Nous le connaissons bien Ramsès II, il est même devenu (si j’ose dire), un vieil ami de la France, un personnage qui certes, s’il ne nous est pas familier -un monarque de l’antiquité égyptienne – partage avec nous quelques souvenirs, comment dire, rayonnants !

Le Caire, Le Bourget, Paris, Saclay, quelques étapes d’une résurrection. L’histoire, l’art et la science, les temps mêmes comme des eaux mêlées, en coalescence, en fusion, soudés, rassemblés. Revenons donc quelques années en arrière…

Une détermination farouche

Au tout début, en 1976, Christine Desroches-Noblecourt, alors conservateur en chef au département d’égyptologie du musée Louvre, prépare une exposition consacrée à Ramsès II, pharaon de la XIXème dynastie ( né vers 1304 / 1301 av. J.-C. et mort vers 1213 av. J.-C). Lors d’une visite de travail préparatoire au musée égyptien du Caire elle constate que la momie de Ramsès qui y est exposée se dégrade à vive allure. Le bouclier abdominal (comme le disent les spécialistes), est fissuré en plusieurs endroits. Des experts sont missionnés depuis Paris pour se rendre au Caire et examiner avec leurs collègues égyptiens la dépouille du grand souverain figée dans l’éternité cireuse du temps

Depuis sa découverte en 1881, la momie repose dans un cercueil moderne en chêne clair, fermé d’un couvercle en verre. Son visage émerge des linceuls de lin qui le recouvrent. Elle a été conservée à la verticale pendant un certain temps ce qui n’a pas été forcément la meilleure chose à faire. Le squelette, la structure osseuse, semble en bon état cependant «des travaux de consolidation sont jugés aussi urgents que nécessaires. Il faudrait stabiliser la tête, réhydrater le cou, soutenir le thorax, renforcer l’épaule gauche par de la résine et faire des injections spéciales à l’épaule droite, car la clavicule s’est décrochée du sternum et l’humérus a percé l’épiderme… ».

Mais ce qui inquiète aussi particulièrement les égyptologues et autres spécialistes, c’est manifestement l’infestation interne du corps de la momie par des insectes, voire par des micro-organismes, une infestation récente au demeurant. Il faut traiter, et d’urgence !

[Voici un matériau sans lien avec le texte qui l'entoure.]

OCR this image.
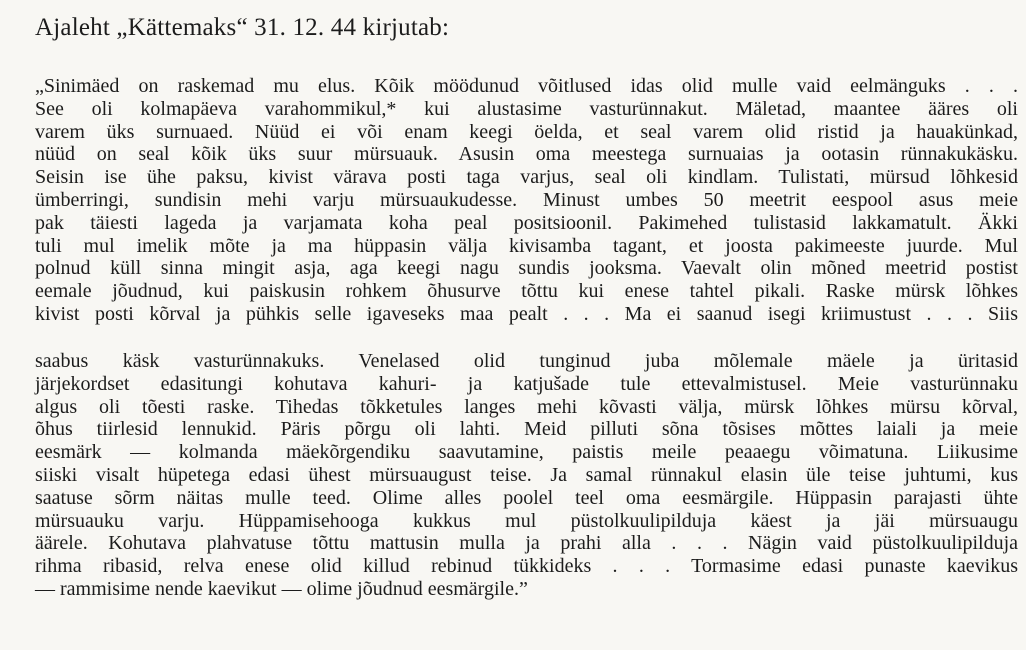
Ajaleht „Kättemaks“ 31. 12. 44 kirjutab:
„Sinimäed on raskemad mu elus. Kõik möödunud võitlused idas olid mulle vaid eelmänguks . . .
See oli kolmapäeva varahommikul,* kui alustasime vasturünnakut. Mäletad, maantee ääres oli
varem üks surnuaed. Nüüd ei või enam keegi öelda, et seal varem olid ristid ja hauakünkad,
nüüd on seal kõik üks suur mürsuauk. Asusin oma meestega surnuaias ja ootasin rünnakukäsku.
Seisin ise ühe paksu, kivist värava posti taga varjus, seal oli kindlam. Tulistati, mürsud lõhkesid
ümberringi, sundisin mehi varju mürsuaukudesse. Minust umbes 50 meetrit eespool asus meie
pak täiesti lageda ja varjamata koha peal positsioonil. Pakimehed tulistasid lakkamatult. Äkki
tuli mul imelik mõte ja ma hüppasin välja kivisamba tagant, et joosta pakimeeste juurde. Mul
polnud küll sinna mingit asja, aga keegi nagu sundis jooksma. Vaevalt olin mõned meetrid postist
eemale jõudnud, kui paiskusin rohkem õhusurve tõttu kui enese tahtel pikali. Raske mürsk lõhkes
kivist posti kõrval ja pühkis selle igaveseks maa pealt . . . Ma ei saanud isegi kriimustust . . . Siis
saabus käsk vasturünnakuks. Venelased olid tunginud juba mõlemale mäele ja üritasid
järjekordset edasitungi kohutava kahuri- ja katjušade tule ettevalmistusel. Meie vasturünnaku
algus oli tõesti raske. Tihedas tõkketules langes mehi kõvasti välja, mürsk lõhkes mürsu kõrval,
õhus tiirlesid lennukid. Päris põrgu oli lahti. Meid pilluti sõna tõsises mõttes laiali ja meie
eesmärk — kolmanda mäekõrgendiku saavutamine, paistis meile peaaegu võimatuna. Liikusime
siiski visalt hüpetega edasi ühest mürsuaugust teise. Ja samal rünnakul elasin üle teise juhtumi, kus
saatuse sõrm näitas mulle teed. Olime alles poolel teel oma eesmärgile. Hüppasin parajasti ühte
mürsuauku varju. Hüppamisehooga kukkus mul püstolkuulipilduja käest ja jäi mürsuaugu
äärele. Kohutava plahvatuse tõttu mattusin mulla ja prahi alla . . . Nägin vaid püstolkuulipilduja
rihma ribasid, relva enese olid killud rebinud tükkideks . . . Tormasime edasi punaste kaevikus
— rammisime nende kaevikut — olime jõudnud eesmärgile.”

Olécio partenaire de Wukali
Photographie de la momie de Ramsès
Source : document CEA

Respect à la personne du pharaon d’Égypte

Question fondamentale qui traverse le champ de l’histoire de l’art jusqu’à l’éthique, mais qu’est-ce donc qu’un objet de fouille au delà de sa définition tangible, qu’est-ce qu’une antiquité, et qu’en est il quand l’artefact d’histoire et de culture n’est autre qu’un corps humain conservé dans l’éternité du temps, autrement dit : une momie?

Question sous-jacente : comment investiguer dans un corps humain sans le dégrader, le désacraliser, le réifier, voire le profaner ?

Seuls des Français pouvaient répondre à une telle interrogation existentielle, et leur diagnostic fut d’excellence. Traiter en interne par une exposition à des rayonnements gamma qui de l’extérieur, comme les rayonnements ionisants, et sans nulle manipulation corporelle du corps, ni aucune intervention inquisitoriale à caractère quasi chirurgical, pourrait seule et à jamais supprimer tous risques infectieux ou à caractère parasitaire. Nulle profanation donc, c’est sans le moindre doute la meilleure et la plus éthique de toutes les solutions de traitement envisagées.

Le CEA entre en scène

Avant que d’aller plus loin dans le récit, est-il ici besoin de rappeler que la France est dans le monde au coeur de la recherche en physique nucléaire depuis la découverte par Marie Curie de la radio-activité en 1898, ce qui lui a valu en 1903 le prix Nobel. Il n’est pas inutile de rappeler au demeurant que la radio-activité est d’abord un phénomène naturel que l’on rencontre par exemple à l’état géologique en France tant en Bretagne que dans le Limousin sur les terres de granit faut-il le préciser.

Le Commissariat à l’Énergie Atomique est créé par ordonnance par le général de Gaulle le 18 octobre 1945. Frédéric Joliot, prix Nobel de chimie en 1935, et Raoul Dautry, l’un en charge de la recherche scientifique, l’autre pour l’administration et le développement, deviennent les premiers architectes de cette institution (Cliquer) scientifique en devenir. Tous les champs de la physique nucléaire sont étudiés. Les centres de recherche du CEA se multiplient en France et se spécialisent. Le plus grand, Saclay près de Paris, mais aussi Bruyères-le-Châtel, Marcoule, Caen, Grenoble et d’autres très nombreux encore ainsi que bien entendu des collaborations d’excellence avec le monde académique et universitaire. La première mission du CEA alors est la défense.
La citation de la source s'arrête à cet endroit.